Not quite sure of you Question, but you seem to want to track a span of time for "cool down", and apparently test when that time has passed.

Using java.time

The java.time classes in Java 8 and later include the Duration and Period classes to track a span of time unattached from the timeline.

Duration duration = Duration.ofHours( 1 ).plusMinutes( 35 );

Get the current moment in UTC with a resolution up to nanoseconds. In Java 8, the current moment is captured up to milliseconds. In Java 9, a new implementation of Clock captures the current moment in up to the full nanosecond resolution of the Instant class.

Instant now = Instant.now();

To determine the moment when that cool-down expires, apply the Duration to the Instant to generate another Instant.

Instant coolDownExpires = now.plus( duration );

About java.time

The java.time framework is built into Java 8 and later. These classes supplant the troublesome old legacy date-time classes such as java.util.Date, Calendar, & SimpleDateFormat.

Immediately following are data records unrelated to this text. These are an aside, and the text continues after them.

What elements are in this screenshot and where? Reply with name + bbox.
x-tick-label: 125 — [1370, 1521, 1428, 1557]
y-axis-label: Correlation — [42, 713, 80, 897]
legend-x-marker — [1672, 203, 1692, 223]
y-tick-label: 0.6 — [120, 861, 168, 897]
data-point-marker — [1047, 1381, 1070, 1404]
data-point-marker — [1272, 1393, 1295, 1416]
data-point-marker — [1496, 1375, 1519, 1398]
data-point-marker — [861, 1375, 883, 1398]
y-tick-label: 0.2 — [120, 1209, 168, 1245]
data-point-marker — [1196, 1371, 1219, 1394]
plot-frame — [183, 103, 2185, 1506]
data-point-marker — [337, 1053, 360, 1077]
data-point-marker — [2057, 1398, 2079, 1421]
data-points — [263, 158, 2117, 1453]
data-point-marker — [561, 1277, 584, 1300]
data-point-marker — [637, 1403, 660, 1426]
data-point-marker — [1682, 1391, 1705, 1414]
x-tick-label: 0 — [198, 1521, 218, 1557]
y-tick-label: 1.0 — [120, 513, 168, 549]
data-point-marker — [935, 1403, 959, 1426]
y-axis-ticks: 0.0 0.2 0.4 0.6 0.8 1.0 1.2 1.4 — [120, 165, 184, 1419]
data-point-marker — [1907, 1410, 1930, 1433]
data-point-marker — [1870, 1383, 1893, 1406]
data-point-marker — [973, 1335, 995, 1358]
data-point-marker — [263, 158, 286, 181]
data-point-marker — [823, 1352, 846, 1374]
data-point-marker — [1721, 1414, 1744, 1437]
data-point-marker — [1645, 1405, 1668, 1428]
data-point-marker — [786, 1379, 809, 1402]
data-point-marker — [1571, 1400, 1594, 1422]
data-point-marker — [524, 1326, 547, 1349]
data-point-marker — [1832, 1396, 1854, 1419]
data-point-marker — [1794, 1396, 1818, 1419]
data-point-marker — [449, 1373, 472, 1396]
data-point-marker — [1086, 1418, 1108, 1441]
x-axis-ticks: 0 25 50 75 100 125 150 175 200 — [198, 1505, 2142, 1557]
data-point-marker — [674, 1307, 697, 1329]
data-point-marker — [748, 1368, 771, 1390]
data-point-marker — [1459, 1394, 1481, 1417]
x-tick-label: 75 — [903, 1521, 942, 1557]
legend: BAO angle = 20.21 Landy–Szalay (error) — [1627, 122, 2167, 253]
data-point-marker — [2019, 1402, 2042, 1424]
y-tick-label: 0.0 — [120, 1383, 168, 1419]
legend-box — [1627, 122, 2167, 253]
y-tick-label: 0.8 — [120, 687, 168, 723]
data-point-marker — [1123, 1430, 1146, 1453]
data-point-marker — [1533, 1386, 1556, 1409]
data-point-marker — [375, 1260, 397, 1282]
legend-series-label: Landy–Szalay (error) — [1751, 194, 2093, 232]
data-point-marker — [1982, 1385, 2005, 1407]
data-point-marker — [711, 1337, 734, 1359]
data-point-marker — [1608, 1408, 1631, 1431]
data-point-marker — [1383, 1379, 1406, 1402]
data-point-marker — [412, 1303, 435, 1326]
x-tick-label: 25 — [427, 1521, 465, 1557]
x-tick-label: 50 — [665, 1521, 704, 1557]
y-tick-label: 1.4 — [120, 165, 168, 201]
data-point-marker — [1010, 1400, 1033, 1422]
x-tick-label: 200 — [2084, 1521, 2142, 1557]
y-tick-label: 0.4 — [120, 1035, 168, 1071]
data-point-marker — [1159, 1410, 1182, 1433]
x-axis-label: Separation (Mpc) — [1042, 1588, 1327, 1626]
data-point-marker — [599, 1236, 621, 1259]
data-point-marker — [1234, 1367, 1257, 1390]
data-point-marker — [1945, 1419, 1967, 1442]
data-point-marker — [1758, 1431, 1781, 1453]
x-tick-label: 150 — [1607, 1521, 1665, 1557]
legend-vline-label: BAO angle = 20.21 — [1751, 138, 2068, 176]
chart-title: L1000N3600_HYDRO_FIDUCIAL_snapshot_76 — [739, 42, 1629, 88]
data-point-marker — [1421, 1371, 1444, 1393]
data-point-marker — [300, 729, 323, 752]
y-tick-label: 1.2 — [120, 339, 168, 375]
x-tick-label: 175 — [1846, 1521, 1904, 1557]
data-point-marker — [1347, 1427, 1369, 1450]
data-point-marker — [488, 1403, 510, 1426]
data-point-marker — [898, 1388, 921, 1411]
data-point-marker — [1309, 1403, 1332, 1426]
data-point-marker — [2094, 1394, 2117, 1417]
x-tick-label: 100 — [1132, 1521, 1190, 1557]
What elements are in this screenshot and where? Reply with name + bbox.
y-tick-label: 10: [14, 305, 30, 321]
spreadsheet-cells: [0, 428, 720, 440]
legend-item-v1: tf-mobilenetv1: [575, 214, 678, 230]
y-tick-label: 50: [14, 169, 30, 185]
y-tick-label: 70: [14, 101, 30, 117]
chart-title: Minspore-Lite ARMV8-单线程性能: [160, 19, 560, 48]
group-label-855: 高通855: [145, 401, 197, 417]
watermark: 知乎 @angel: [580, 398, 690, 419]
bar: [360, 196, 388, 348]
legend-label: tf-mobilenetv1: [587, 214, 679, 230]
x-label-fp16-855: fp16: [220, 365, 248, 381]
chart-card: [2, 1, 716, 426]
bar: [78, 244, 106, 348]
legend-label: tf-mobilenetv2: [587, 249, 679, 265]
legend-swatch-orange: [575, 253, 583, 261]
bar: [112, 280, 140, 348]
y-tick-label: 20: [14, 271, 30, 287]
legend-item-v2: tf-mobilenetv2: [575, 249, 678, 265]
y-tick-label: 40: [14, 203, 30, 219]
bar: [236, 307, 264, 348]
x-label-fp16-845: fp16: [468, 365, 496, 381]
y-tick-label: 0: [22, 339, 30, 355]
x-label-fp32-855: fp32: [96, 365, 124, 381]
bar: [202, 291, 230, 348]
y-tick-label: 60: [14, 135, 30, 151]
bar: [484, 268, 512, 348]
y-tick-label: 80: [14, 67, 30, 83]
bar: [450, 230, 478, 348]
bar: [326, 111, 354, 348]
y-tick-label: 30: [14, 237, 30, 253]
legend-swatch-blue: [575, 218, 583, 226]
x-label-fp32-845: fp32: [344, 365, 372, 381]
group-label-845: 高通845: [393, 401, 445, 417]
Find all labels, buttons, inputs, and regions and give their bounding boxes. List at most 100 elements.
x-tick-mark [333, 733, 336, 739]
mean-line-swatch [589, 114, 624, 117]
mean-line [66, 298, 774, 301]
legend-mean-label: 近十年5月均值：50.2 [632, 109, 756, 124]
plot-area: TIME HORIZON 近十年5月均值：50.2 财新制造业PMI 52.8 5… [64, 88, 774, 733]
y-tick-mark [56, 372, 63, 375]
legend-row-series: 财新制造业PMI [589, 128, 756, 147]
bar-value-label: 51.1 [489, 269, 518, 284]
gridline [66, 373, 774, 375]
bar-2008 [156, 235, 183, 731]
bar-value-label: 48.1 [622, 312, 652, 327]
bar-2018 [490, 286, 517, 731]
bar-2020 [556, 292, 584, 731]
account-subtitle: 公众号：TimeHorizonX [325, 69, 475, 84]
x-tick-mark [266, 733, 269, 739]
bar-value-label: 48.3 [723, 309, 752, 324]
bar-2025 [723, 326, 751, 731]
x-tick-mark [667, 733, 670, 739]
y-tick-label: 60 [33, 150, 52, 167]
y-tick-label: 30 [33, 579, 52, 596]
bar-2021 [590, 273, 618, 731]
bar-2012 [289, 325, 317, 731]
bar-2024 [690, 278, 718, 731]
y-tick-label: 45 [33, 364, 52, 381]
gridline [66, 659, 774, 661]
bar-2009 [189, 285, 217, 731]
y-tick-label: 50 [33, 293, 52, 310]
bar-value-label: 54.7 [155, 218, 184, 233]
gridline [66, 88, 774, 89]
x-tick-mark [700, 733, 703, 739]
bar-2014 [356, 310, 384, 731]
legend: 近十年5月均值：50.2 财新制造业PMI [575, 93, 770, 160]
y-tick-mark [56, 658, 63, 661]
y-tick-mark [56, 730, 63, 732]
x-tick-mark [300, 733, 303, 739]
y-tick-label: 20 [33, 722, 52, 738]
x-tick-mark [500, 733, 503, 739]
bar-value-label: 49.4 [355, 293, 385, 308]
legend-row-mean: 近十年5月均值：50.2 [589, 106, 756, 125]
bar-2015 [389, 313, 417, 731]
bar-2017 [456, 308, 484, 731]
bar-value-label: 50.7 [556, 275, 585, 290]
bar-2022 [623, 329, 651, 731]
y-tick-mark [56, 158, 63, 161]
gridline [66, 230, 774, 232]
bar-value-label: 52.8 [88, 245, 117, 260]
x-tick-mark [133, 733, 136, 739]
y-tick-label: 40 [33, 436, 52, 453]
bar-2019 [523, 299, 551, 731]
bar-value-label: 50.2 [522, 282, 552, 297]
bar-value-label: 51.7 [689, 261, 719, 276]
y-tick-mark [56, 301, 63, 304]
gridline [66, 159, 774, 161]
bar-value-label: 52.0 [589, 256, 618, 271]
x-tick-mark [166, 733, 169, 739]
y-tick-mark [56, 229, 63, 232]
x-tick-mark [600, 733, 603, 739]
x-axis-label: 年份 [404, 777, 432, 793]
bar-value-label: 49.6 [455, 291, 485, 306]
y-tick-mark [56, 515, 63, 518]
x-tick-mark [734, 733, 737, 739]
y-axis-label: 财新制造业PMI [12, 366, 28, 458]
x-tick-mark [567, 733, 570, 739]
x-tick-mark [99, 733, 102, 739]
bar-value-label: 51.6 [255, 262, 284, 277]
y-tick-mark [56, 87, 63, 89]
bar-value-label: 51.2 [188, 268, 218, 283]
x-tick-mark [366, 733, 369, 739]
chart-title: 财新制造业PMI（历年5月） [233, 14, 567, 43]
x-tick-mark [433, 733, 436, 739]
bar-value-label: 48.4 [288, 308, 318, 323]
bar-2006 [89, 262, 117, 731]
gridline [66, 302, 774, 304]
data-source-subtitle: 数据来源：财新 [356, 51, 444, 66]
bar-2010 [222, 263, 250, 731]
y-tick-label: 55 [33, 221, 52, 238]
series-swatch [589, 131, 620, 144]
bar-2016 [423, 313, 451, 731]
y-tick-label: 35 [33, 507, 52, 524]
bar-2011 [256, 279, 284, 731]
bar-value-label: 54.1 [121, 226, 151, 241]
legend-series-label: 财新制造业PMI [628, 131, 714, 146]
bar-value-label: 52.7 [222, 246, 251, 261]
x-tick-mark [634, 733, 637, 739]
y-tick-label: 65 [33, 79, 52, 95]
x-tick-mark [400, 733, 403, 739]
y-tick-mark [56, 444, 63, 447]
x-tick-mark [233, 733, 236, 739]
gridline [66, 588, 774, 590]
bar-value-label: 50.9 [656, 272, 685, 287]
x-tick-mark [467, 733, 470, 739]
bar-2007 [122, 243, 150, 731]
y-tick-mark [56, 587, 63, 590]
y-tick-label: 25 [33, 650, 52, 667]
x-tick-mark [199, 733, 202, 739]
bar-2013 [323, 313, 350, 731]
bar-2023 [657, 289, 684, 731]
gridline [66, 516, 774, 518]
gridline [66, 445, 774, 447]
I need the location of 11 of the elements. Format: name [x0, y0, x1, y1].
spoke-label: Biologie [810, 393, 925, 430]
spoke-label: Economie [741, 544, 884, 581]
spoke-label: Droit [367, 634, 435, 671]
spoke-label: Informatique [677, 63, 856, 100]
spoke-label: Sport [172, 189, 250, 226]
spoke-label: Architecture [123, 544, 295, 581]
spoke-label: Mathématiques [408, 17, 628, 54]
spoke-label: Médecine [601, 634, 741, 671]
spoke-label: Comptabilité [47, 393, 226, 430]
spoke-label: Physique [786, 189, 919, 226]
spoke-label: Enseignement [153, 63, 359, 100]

The Joda-Time project, now in maintenance mode, advises migration to the java.time classes.

To learn more, see the Oracle Tutorial. And search Stack Overflow for many examples and explanations. Specification is JSR 310.

Where to obtain the java.time classes?

The ThreeTen-Extra project extends java.time with additional classes. This project is a proving ground for possible future additions to java.time. You may find some useful classes here such as Interval, YearWeek, YearQuarter, and more.